David Miller, age 13, of Concord, N.H., for his question:
WHEN WAS IRON FIRST USED TO MAKE IMPLEMENTS?
The exact date when people discovered the technique of smelting iron ore to produce usable metal is not known. But the earliest iron implements discovered by archeologists in Egypt date from about 3000 B.C. and iron ornaments were used even earlier.
The more advanced technique of hardening iron weapons by heat treatment was known to the Greeks about 1000 B.C.
The alloys produced by early iron workers, and all the iron alloys made until about the 14th century A.D., would be described today as wrought iron. They were made by heating a mass of iron ore and charcoal in a forge or furnace having a forced draft. Under this treatment the ore was reduced to a sponge of metallic iron filled with a slag composed of metallic impurities and charcoal ash.
This sponge of iron was removed from the furnace while still incandescent and beaten with heavy sledges to drive out the slag and to weld and consolidate the iron.
The iron produced under these conditions usually contained about three percent of slag particles and 0.1 percent of other impurities.

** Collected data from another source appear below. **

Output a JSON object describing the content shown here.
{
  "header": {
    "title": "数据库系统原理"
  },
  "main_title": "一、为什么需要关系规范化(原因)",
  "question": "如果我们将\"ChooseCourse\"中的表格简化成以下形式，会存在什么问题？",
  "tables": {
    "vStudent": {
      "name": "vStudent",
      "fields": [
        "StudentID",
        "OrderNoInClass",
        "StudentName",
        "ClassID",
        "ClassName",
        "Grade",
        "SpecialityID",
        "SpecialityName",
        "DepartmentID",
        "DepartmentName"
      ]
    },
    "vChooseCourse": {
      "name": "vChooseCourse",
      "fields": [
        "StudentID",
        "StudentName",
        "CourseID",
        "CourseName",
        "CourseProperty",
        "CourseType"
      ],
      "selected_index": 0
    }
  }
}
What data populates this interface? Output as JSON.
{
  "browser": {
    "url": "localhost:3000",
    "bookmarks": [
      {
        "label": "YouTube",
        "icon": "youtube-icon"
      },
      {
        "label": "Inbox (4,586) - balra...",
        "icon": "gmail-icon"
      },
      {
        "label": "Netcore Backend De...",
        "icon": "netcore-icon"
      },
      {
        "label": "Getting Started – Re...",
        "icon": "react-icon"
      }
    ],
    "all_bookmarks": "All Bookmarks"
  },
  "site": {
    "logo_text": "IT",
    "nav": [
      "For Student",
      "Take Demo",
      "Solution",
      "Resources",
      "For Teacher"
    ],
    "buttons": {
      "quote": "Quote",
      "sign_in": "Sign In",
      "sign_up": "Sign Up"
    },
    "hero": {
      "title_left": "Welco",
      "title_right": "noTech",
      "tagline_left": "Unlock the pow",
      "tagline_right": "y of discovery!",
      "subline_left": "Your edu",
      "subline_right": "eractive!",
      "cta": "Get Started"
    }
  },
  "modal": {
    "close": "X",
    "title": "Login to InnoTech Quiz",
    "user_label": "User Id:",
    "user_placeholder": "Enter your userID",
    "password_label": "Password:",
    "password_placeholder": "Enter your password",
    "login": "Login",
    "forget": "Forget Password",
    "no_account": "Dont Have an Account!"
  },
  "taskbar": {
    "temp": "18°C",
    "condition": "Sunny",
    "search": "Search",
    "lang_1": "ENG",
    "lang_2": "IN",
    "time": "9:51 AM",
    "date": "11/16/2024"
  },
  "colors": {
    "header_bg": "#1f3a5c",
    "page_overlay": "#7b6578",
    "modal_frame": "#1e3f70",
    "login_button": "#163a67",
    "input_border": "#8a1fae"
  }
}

Occasionally this technique of ironmaking produced by accident a true steel rather than wrought iron.
Steel in general is an alloy of iron and carbon. Ironworkers learned to make steel by heating wrought iron and charcoal in clay boxes for a period of several days. By this process the iron absorbed enough carbon to become a true steel.
After the 14th century the furnaces used in smelting were increased in size and increased draft was used to force the combustion gases through the "charge," the mixture of raw materials. The product of these furnaces was pig iron, an alloy that melts at a lower temperature than steel or wrought iron. Pig iron was later further refined to make steel.
Modern steelmaking employs blast furnaces. Pig iron received its name because it was usually cast in stubby, round ingots known as pigs. The basic materials used for the manufacture of pig iron are iron ore, coke and limestone. The coke is burned as a fuel to heat the furnace and in so doing gives off carbon monoxide, which combines with the iron oxides in the ore, reducing them to metallic iron.
Steel is marketed in a wide variety of sizes and shapes, such as rods, pipes, railroad rails, tees, channels and I beams. These shapes are produced at steel mills by rolling and otherwise forming heated ingots to the required shape.
The working of steel also improves the quality of the steel by refining its crystalline structure and making the metal tougher.
Modern manufacturing requirements call for a large amount of comparatively thin sheet steel and special continuous mills have been developed for rolling such strips and sheets in widths as great as eight feet.